I didn't know how far we'd run when we finally came to a stop, but I did know that it'd been miles. Brooks slowed to a trot and then a walk. His head swiveled from side to side, until he spotted a particularly thick pine tree.

He stared at it for a second and then sank down to his haunches, bracing a hand against its trunk. I fell to my hands and knees beside him. My legs were numb, swollen. I tried to call Brooks' name but the sound wouldn't come.

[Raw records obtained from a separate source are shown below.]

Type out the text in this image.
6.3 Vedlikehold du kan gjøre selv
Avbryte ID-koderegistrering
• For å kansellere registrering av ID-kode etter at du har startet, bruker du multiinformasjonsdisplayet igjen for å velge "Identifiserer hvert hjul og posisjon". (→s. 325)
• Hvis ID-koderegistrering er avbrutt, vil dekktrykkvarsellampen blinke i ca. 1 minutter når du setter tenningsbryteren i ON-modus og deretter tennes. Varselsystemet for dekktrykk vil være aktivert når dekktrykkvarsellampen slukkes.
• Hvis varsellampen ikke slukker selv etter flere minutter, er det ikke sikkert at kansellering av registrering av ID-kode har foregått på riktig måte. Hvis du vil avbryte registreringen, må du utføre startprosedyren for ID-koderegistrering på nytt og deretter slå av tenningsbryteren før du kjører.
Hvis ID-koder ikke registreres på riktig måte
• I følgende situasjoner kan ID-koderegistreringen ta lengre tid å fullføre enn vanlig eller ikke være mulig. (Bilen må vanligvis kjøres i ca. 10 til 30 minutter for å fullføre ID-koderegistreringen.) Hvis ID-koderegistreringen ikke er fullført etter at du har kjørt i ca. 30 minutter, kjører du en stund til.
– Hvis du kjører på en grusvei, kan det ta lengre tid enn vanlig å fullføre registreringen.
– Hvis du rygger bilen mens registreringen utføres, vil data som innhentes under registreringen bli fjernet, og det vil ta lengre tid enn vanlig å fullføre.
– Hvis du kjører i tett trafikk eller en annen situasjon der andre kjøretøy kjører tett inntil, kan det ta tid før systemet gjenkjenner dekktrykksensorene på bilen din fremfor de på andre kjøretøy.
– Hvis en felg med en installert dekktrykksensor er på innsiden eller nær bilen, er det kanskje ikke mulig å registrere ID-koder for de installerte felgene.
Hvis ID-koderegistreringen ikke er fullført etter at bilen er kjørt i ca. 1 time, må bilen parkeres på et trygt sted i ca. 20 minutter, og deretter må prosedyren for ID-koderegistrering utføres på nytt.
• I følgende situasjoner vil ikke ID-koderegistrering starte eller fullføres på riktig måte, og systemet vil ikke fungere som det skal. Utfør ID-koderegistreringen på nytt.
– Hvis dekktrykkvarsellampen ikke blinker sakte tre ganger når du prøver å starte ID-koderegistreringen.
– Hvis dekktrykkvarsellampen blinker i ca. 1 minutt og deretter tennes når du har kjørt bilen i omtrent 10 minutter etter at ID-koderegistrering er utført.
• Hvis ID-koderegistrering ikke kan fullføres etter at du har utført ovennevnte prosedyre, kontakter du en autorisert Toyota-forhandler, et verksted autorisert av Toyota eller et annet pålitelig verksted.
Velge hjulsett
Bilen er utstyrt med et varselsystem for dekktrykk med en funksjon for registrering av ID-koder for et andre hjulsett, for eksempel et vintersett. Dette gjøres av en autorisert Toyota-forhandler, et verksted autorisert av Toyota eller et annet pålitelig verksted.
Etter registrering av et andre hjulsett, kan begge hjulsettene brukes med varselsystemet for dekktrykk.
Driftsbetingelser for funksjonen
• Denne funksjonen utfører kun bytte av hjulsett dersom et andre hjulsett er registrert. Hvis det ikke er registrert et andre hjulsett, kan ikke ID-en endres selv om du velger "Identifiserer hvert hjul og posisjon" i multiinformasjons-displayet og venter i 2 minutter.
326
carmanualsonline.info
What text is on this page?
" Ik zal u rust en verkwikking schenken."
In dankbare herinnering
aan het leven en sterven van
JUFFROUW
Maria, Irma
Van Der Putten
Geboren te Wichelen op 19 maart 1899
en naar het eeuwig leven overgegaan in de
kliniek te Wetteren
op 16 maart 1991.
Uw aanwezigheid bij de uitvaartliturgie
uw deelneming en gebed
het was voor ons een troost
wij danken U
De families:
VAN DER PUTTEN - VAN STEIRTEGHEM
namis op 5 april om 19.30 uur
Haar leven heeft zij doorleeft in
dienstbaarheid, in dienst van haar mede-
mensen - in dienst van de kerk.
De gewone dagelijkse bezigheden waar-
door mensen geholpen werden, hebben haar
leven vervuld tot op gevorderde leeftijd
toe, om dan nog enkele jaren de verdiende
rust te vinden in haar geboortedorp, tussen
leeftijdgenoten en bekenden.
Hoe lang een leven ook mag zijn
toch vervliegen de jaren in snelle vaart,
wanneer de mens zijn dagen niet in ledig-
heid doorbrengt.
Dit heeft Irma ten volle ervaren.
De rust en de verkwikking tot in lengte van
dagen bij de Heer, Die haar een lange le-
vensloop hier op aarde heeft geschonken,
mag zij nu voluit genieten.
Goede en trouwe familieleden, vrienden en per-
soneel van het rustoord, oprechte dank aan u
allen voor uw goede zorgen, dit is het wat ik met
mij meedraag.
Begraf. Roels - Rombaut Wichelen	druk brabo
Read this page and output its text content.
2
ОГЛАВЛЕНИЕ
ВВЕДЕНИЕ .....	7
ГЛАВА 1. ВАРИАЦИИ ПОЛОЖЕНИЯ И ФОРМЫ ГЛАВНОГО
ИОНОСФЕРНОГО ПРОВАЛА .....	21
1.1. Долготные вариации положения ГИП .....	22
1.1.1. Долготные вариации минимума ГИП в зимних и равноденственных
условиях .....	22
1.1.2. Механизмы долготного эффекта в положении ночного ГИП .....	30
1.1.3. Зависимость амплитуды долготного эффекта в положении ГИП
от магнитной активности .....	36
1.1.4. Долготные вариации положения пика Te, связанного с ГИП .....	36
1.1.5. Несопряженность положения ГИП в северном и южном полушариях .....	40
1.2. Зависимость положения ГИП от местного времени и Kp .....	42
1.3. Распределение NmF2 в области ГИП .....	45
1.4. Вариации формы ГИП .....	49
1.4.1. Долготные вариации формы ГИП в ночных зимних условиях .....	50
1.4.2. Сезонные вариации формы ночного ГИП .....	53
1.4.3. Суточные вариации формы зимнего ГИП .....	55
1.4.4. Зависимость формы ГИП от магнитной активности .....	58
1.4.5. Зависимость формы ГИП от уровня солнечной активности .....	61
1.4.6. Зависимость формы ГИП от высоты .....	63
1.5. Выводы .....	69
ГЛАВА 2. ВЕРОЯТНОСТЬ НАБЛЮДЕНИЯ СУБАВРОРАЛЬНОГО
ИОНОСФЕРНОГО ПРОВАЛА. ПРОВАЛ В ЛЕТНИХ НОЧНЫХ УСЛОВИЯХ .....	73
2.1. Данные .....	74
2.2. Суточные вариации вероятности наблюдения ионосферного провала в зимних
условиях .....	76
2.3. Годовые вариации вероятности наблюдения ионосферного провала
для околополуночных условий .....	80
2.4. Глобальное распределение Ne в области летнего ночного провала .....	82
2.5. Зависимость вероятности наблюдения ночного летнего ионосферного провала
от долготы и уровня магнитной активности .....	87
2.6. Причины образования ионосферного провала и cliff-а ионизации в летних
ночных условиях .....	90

I collapsed into the pine needles. Rolled onto my back. Stars peeked between the branches of the trees above me. I closed my eyes and breathed in the darkness.

Chapter Twenty-one

I awoke with the sun on my face and every muscle burning. I tried to move and couldn't. Instead, I stared up into the interlacing branches of the trees above me and wondered how I'd gotten here. Homeless, orphaned, alone.

Not alone
.
Brooks stirred beside me. My muscles yowled in protest as I dug my fingers into the dirt and pushed myself up. He was sitting with his back against the trunk of a pine tree, his face pale, eyes wide and bright. Both of us had lost everything, everyone we cared about. Everyone we loved.